Un réseau de chaleur d’une longueur exceptionnelle se dessine autour de Mulhouse (Haut-Rhin) : pas moins de 50 kilomètres seront nécessaires pour constituer cette infrastructure venant compléter l’approvisionnement énergétique assuré par deux premiers réseaux. Mais le potentiel justifie un tel projet et son investissement de 150 millions d’euros : la communauté d’agglomération Mulhouse Alsace Agglomération (M2A), maître d’ouvrage, entend faire bénéficier les habitants de son cœur urbain des 50 mégawatts de puissance que pourra dégager la « chaleur fatale » de plusieurs entreprises particulièrement énergivores. Elle a voté, le 30 janvier, une délibération qui engage le processus en vue d’un démarrage des travaux l’an prochain et une mise en service entre fin 2025 et courant 2026.
Ces usines (le verrier Euroglas et la plate-forme chimique W Europe) représentent un potentiel annuel de production de 200 gigawattheures selon M2A, soit la consommation de chaleur de 20 000 logements. Le chiffre excède la production des réseaux existants de l’agglomération, située à 180 GWh/an. Mais l’habitat ne sera de loin pas le seul utilisateur, puisque le principal (à hauteur de 15 % environ) pourrait être l’usine automobile Stellantis, situé sur le trajet entre cette « bande rhénane » et le cœur d’agglomération.
Traverser la ville et ne pas perdre des degrés
La longueur des conduites, 30 kilomètres pour le transport depuis les bords du Rhin où les entreprises sont implantées, puis 20 km pour la distribution, représente une « complexité technique », reconnaît Rémy Neumann, vice-président de M2A pour les réseaux de chaleur. « L’enjeu principal sera la maîtrise de la traversée de la ville de Mulhouse », poursuit l’élu, qui se montre moins inquiet sur la déperdition d’énergie préjudiciable au rendement au fil du trajet : « Les avancées techniques permettent de la minimiser.

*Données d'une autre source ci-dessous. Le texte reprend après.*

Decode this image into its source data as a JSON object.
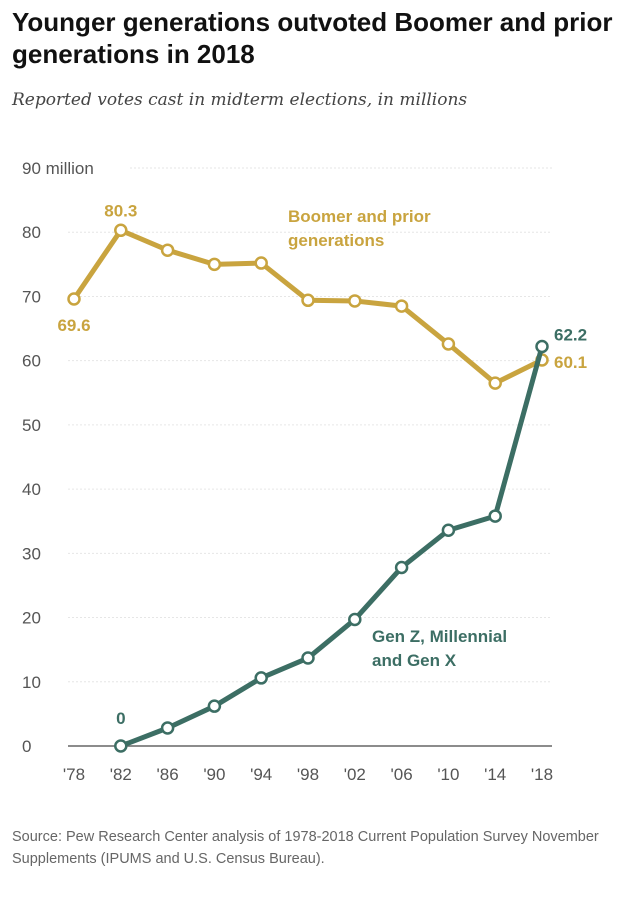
{
  "chart_data": {
    "type": "line",
    "title": "Younger generations outvoted Boomer and prior generations in 2018",
    "subtitle": "Reported votes cast in midterm elections, in millions",
    "x": [
      "'78",
      "'82",
      "'86",
      "'90",
      "'94",
      "'98",
      "'02",
      "'06",
      "'10",
      "'14",
      "'18"
    ],
    "ylim": [
      0,
      90
    ],
    "yticks": [
      0,
      10,
      20,
      30,
      40,
      50,
      60,
      70,
      80,
      90
    ],
    "ytick_labels": [
      "0",
      "10",
      "20",
      "30",
      "40",
      "50",
      "60",
      "70",
      "80",
      "90 million"
    ],
    "grid": true,
    "series": [
      {
        "name": "Boomer and prior generations",
        "label_lines": [
          "Boomer and prior",
          "generations"
        ],
        "color": "#c9a43f",
        "values": [
          69.6,
          80.3,
          77.2,
          75.0,
          75.2,
          69.4,
          69.3,
          68.5,
          62.6,
          56.5,
          60.1
        ],
        "data_labels": {
          "0": "69.6",
          "1": "80.3",
          "10": "60.1"
        }
      },
      {
        "name": "Gen Z, Millennial and Gen X",
        "label_lines": [
          "Gen Z, Millennial",
          "and Gen X"
        ],
        "color": "#3c6e64",
        "values": [
          null,
          0,
          2.8,
          6.2,
          10.6,
          13.7,
          19.7,
          27.8,
          33.6,
          35.8,
          62.2
        ],
        "data_labels": {
          "1": "0",
          "10": "62.2"
        }
      }
    ],
    "source": "Source: Pew Research Center analysis of 1978-2018 Current Population Survey November Supplements (IPUMS and U.S. Census Bureau)."
  }
}
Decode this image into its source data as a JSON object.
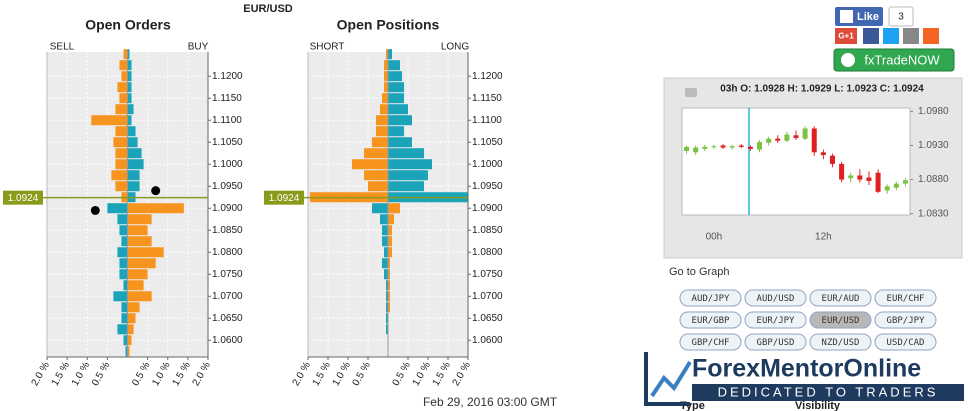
{
  "header": {
    "pair": "EUR/USD"
  },
  "footer": {
    "timestamp": "Feb 29, 2016 03:00 GMT"
  },
  "social": {
    "like": "Like",
    "like_count": 3,
    "gplus": "G+1",
    "trade_button": "fxTradeNOW"
  },
  "quote": "03h O: 1.0928 H: 1.0929 L: 1.0923 C: 1.0924",
  "goto": {
    "title": "Go to Graph",
    "pairs": [
      "AUD/JPY",
      "AUD/USD",
      "EUR/AUD",
      "EUR/CHF",
      "EUR/GBP",
      "EUR/JPY",
      "EUR/USD",
      "GBP/JPY",
      "GBP/CHF",
      "GBP/USD",
      "NZD/USD",
      "USD/CAD"
    ],
    "selected": 6
  },
  "watermark": {
    "brand": "ForexMentorOnline",
    "tagline": "DEDICATED TO TRADERS"
  },
  "table_header": [
    "Type",
    "Visibility"
  ],
  "chart_data": [
    {
      "type": "butterfly",
      "title": "Open Orders",
      "current_price": 1.0924,
      "grid": true,
      "y": [
        1.125,
        1.1225,
        1.12,
        1.1175,
        1.115,
        1.1125,
        1.11,
        1.1075,
        1.105,
        1.1025,
        1.1,
        1.0975,
        1.095,
        1.0925,
        1.09,
        1.0875,
        1.085,
        1.0825,
        1.08,
        1.0775,
        1.075,
        1.0725,
        1.07,
        1.0675,
        1.065,
        1.0625,
        1.06,
        1.0575
      ],
      "series": [
        {
          "name": "SELL",
          "color": "#f7941d",
          "values": [
            0.1,
            0.2,
            0.15,
            0.25,
            0.2,
            0.3,
            0.9,
            0.3,
            0.35,
            0.3,
            0.3,
            0.4,
            0.3,
            0.15,
            0.5,
            0.25,
            0.2,
            0.15,
            0.25,
            0.2,
            0.2,
            0.1,
            0.35,
            0.15,
            0.15,
            0.25,
            0.1,
            0.05
          ]
        },
        {
          "name": "BUY",
          "color": "#1ba3b9",
          "values": [
            0.05,
            0.1,
            0.1,
            0.1,
            0.1,
            0.15,
            0.1,
            0.2,
            0.25,
            0.35,
            0.4,
            0.3,
            0.3,
            0.2,
            1.4,
            0.6,
            0.5,
            0.6,
            0.9,
            0.7,
            0.5,
            0.4,
            0.6,
            0.3,
            0.2,
            0.15,
            0.1,
            0.05
          ]
        }
      ],
      "markers": [
        {
          "x": 0.7,
          "y": 1.094
        },
        {
          "x": -0.8,
          "y": 1.0895
        }
      ],
      "xlim": [
        -2,
        2
      ],
      "xticks": [
        {
          "value": -2,
          "label": "2.0 %"
        },
        {
          "value": -1.5,
          "label": "1.5 %"
        },
        {
          "value": -1,
          "label": "1.0 %"
        },
        {
          "value": -0.5,
          "label": "0.5 %"
        },
        {
          "value": 0.5,
          "label": "0.5 %"
        },
        {
          "value": 1,
          "label": "1.0 %"
        },
        {
          "value": 1.5,
          "label": "1.5 %"
        },
        {
          "value": 2,
          "label": "2.0 %"
        }
      ],
      "ylim": [
        1.0562,
        1.1255
      ],
      "yticks": [
        {
          "value": 1.06,
          "label": "1.0600"
        },
        {
          "value": 1.065,
          "label": "1.0650"
        },
        {
          "value": 1.07,
          "label": "1.0700"
        },
        {
          "value": 1.075,
          "label": "1.0750"
        },
        {
          "value": 1.08,
          "label": "1.0800"
        },
        {
          "value": 1.085,
          "label": "1.0850"
        },
        {
          "value": 1.09,
          "label": "1.0900"
        },
        {
          "value": 1.095,
          "label": "1.0950"
        },
        {
          "value": 1.1,
          "label": "1.1000"
        },
        {
          "value": 1.105,
          "label": "1.1050"
        },
        {
          "value": 1.11,
          "label": "1.1100"
        },
        {
          "value": 1.115,
          "label": "1.1150"
        },
        {
          "value": 1.12,
          "label": "1.1200"
        }
      ]
    },
    {
      "type": "butterfly",
      "title": "Open Positions",
      "current_price": 1.0924,
      "grid": true,
      "y": [
        1.125,
        1.1225,
        1.12,
        1.1175,
        1.115,
        1.1125,
        1.11,
        1.1075,
        1.105,
        1.1025,
        1.1,
        1.0975,
        1.095,
        1.0925,
        1.09,
        1.0875,
        1.085,
        1.0825,
        1.08,
        1.0775,
        1.075,
        1.0725,
        1.07,
        1.0675,
        1.065,
        1.0625,
        1.06,
        1.0575
      ],
      "series": [
        {
          "name": "SHORT",
          "color": "#f7941d",
          "values": [
            0.05,
            0.1,
            0.1,
            0.1,
            0.15,
            0.2,
            0.3,
            0.3,
            0.4,
            0.6,
            0.9,
            0.6,
            0.5,
            1.95,
            0.4,
            0.2,
            0.15,
            0.15,
            0.1,
            0.15,
            0.1,
            0.05,
            0.05,
            0.05,
            0.05,
            0.05,
            0,
            0
          ]
        },
        {
          "name": "LONG",
          "color": "#1ba3b9",
          "values": [
            0.1,
            0.3,
            0.35,
            0.4,
            0.4,
            0.5,
            0.6,
            0.4,
            0.6,
            0.9,
            1.1,
            1.0,
            0.9,
            2.0,
            0.3,
            0.15,
            0.1,
            0.1,
            0.1,
            0.05,
            0.05,
            0.05,
            0.05,
            0.05,
            0,
            0,
            0,
            0
          ]
        }
      ],
      "xlim": [
        -2,
        2
      ],
      "xticks": [
        {
          "value": -2,
          "label": "2.0 %"
        },
        {
          "value": -1.5,
          "label": "1.5 %"
        },
        {
          "value": -1,
          "label": "1.0 %"
        },
        {
          "value": -0.5,
          "label": "0.5 %"
        },
        {
          "value": 0.5,
          "label": "0.5 %"
        },
        {
          "value": 1,
          "label": "1.0 %"
        },
        {
          "value": 1.5,
          "label": "1.5 %"
        },
        {
          "value": 2,
          "label": "2.0 %"
        }
      ],
      "ylim": [
        1.0562,
        1.1255
      ],
      "yticks": [
        {
          "value": 1.06,
          "label": "1.0600"
        },
        {
          "value": 1.065,
          "label": "1.0650"
        },
        {
          "value": 1.07,
          "label": "1.0700"
        },
        {
          "value": 1.075,
          "label": "1.0750"
        },
        {
          "value": 1.08,
          "label": "1.0800"
        },
        {
          "value": 1.085,
          "label": "1.0850"
        },
        {
          "value": 1.09,
          "label": "1.0900"
        },
        {
          "value": 1.095,
          "label": "1.0950"
        },
        {
          "value": 1.1,
          "label": "1.1000"
        },
        {
          "value": 1.105,
          "label": "1.1050"
        },
        {
          "value": 1.11,
          "label": "1.1100"
        },
        {
          "value": 1.115,
          "label": "1.1150"
        },
        {
          "value": 1.12,
          "label": "1.1200"
        }
      ]
    },
    {
      "type": "candlestick",
      "up_color": "#7cc242",
      "down_color": "#e02020",
      "categories": [
        null,
        null,
        null,
        "00h",
        null,
        null,
        null,
        null,
        null,
        null,
        null,
        null,
        null,
        null,
        null,
        "12h",
        null,
        null,
        null,
        null,
        null,
        null,
        null,
        null,
        null
      ],
      "open": [
        1.0922,
        1.092,
        1.0925,
        1.0928,
        1.093,
        1.0927,
        1.093,
        1.0928,
        1.0924,
        1.0934,
        1.094,
        1.0937,
        1.0945,
        1.094,
        1.0955,
        1.092,
        1.0915,
        1.0903,
        1.0882,
        1.0886,
        1.0883,
        1.089,
        1.0864,
        1.0868,
        1.0874
      ],
      "high": [
        1.093,
        1.093,
        1.0931,
        1.0931,
        1.0932,
        1.0931,
        1.0932,
        1.093,
        1.0938,
        1.0943,
        1.0945,
        1.095,
        1.0952,
        1.0958,
        1.0958,
        1.0924,
        1.0918,
        1.0906,
        1.089,
        1.0895,
        1.0892,
        1.0895,
        1.0873,
        1.0877,
        1.0882
      ],
      "low": [
        1.0918,
        1.0916,
        1.0922,
        1.0925,
        1.0925,
        1.0924,
        1.0926,
        1.0922,
        1.092,
        1.093,
        1.0934,
        1.0935,
        1.0938,
        1.0938,
        1.0915,
        1.091,
        1.0898,
        1.0876,
        1.0876,
        1.0876,
        1.0872,
        1.086,
        1.0859,
        1.0864,
        1.087
      ],
      "close": [
        1.0928,
        1.0927,
        1.0928,
        1.0929,
        1.0927,
        1.0929,
        1.0928,
        1.0925,
        1.0935,
        1.094,
        1.0937,
        1.0946,
        1.0941,
        1.0955,
        1.092,
        1.0916,
        1.0903,
        1.088,
        1.0886,
        1.088,
        1.0878,
        1.0862,
        1.087,
        1.0874,
        1.0879
      ],
      "ylim": [
        1.0828,
        1.0985
      ],
      "yticks": [
        {
          "value": 1.083,
          "label": "1.0830"
        },
        {
          "value": 1.088,
          "label": "1.0880"
        },
        {
          "value": 1.093,
          "label": "1.0930"
        },
        {
          "value": 1.098,
          "label": "1.0980"
        }
      ]
    }
  ]
}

Nous ne devrions perdre que 2 à 3 °C sur la température de récupération de 110 °C », prévoit Rémy Neumann.

Pour réussir son projet d’envergure, la collectivité choisit, dès lors, de s’adosser à un opérateur : la société Réseaux de chaleur urbains d’Alsace (R-CUA) prendra 34 % d’une société d’économie mixte (SEM) qui sera constituée dans les prochains mois.
Filiale commune au distributeur de gaz alsacien R-GDS et au Suisse Primeo Energie, elle construit et exploite déjà (avec Dalkia) le plus récent des réseaux mulhousiens, parmi diverses références dans le Grand Est. M2A détiendra dans un premier temps 66 % de la SEM au capital de 4 millions d’euros. « Nous nous réservons la possibilité de céder une partie de nos parts à des partenaires tels que la Banque des Territoires, la Collectivité européenne d’Alsace et la région Grand Est, mais garderons au minimum 51 % », précise Fabian Jordan, le président de M2A.
Le projet « participera à l’objectif d’une autonomie énergétique autant que possible », poursuit le président. Il doit en effet réduire significativement la dépendance au gaz : de près de 40 %, sa part dans le mode d’alimentation des réseaux de chaleur devrait se réduire entre 10 et 20 % à la mise en service du nouveau.